Composer: VAUGHAN WILLIAMS, Ralph
  • Vaughan Williams wrote his Mass in g minor for four soloists and double choir between 1920-21. The mass was groundbreaking in its revival of England’s acapella tradition.
  • Vaughan Williams wrote the piece in response to the revival of Byrd, Tallis, and the English polyphonic school at Westminster Cathedral.1 From a musical analysis standpoint, the piece both harks back to 16th-century polyphony as well as engages in 20th Century harmonic vocabulary.2
  • Like his Pastoral Symphony, Mass in g minor was created shortly after the composer’s return from the battlefields of WWI and perhaps reflects the composer’s post-war search for consolation.
    • Further linking the two works, the oscillations heard at the beginning of the “Sanctus” movement recall the Pastoral Symphony’s opening.3
  • Vaughan Williams dedicated his mass to “Gustav Holst and the Whitsuntide Singers.”4

Sources

  1. Hugh Ottaway and Alain Frogley, “Vaughan Williams, Ralph,” Grove Music Online (2001), accessed September 15, 2022, https://www.oxfordmusiconline.com/grovemusic/view/10.1093/gmo/9781561592630.001.0001/omo-9781561592630-e-0000042507.
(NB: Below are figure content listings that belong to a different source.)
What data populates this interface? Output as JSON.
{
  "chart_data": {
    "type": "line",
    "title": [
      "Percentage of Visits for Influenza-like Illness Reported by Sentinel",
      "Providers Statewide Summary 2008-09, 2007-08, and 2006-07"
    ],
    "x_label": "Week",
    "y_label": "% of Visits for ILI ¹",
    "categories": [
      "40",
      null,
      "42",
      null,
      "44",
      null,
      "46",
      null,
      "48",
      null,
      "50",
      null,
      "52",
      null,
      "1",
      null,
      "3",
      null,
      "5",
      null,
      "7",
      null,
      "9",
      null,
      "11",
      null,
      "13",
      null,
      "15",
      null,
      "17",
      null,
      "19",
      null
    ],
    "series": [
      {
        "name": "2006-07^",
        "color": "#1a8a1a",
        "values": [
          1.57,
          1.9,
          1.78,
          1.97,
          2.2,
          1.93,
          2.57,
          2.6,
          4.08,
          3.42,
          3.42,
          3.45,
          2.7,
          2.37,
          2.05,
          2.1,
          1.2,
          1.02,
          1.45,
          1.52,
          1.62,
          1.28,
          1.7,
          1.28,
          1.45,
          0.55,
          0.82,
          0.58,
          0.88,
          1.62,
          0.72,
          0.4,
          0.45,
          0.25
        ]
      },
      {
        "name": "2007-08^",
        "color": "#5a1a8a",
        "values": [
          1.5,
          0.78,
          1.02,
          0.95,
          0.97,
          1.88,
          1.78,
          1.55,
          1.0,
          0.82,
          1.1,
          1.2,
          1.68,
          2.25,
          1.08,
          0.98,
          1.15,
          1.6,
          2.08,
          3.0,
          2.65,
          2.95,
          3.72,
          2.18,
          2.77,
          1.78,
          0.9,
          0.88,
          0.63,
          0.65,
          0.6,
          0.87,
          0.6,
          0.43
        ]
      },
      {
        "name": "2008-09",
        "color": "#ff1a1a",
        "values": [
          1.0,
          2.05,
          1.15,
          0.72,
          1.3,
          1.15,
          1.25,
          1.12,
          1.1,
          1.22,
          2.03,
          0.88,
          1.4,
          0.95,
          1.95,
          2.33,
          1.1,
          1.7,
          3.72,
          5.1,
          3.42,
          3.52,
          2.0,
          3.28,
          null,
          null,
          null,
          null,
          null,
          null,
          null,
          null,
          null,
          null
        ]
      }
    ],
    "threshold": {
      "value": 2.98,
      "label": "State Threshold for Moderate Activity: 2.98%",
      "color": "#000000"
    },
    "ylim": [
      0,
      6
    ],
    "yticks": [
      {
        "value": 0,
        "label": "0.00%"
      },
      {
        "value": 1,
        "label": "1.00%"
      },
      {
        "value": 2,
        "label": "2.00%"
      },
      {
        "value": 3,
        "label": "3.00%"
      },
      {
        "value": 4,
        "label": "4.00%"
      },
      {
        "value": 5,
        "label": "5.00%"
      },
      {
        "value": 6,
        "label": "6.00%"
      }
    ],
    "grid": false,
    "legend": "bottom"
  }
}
  2. Michael Kennedy, Essay in accompanying booklet, Vaughan Williams: Symphony No. 4 / Mass in G Minor /Six Choral Songs performed by the London Symphony Chorus conducted by Richard Hickox, CHAN 9984, 2022, compact disc.
  3. Ceri Owen, Essay in accompanying booklet, Vaughan Williams – Mass in G Minor performed by the Choir of St. John’s College, Cambridge conducted by Andrew Nethsingha, Signum Classics 541, 2018, compact disc.
  4. Ralph Vaughan Williams, Mass in G Minor (London: J. Curwen & Sons Ltd, 1922), 1.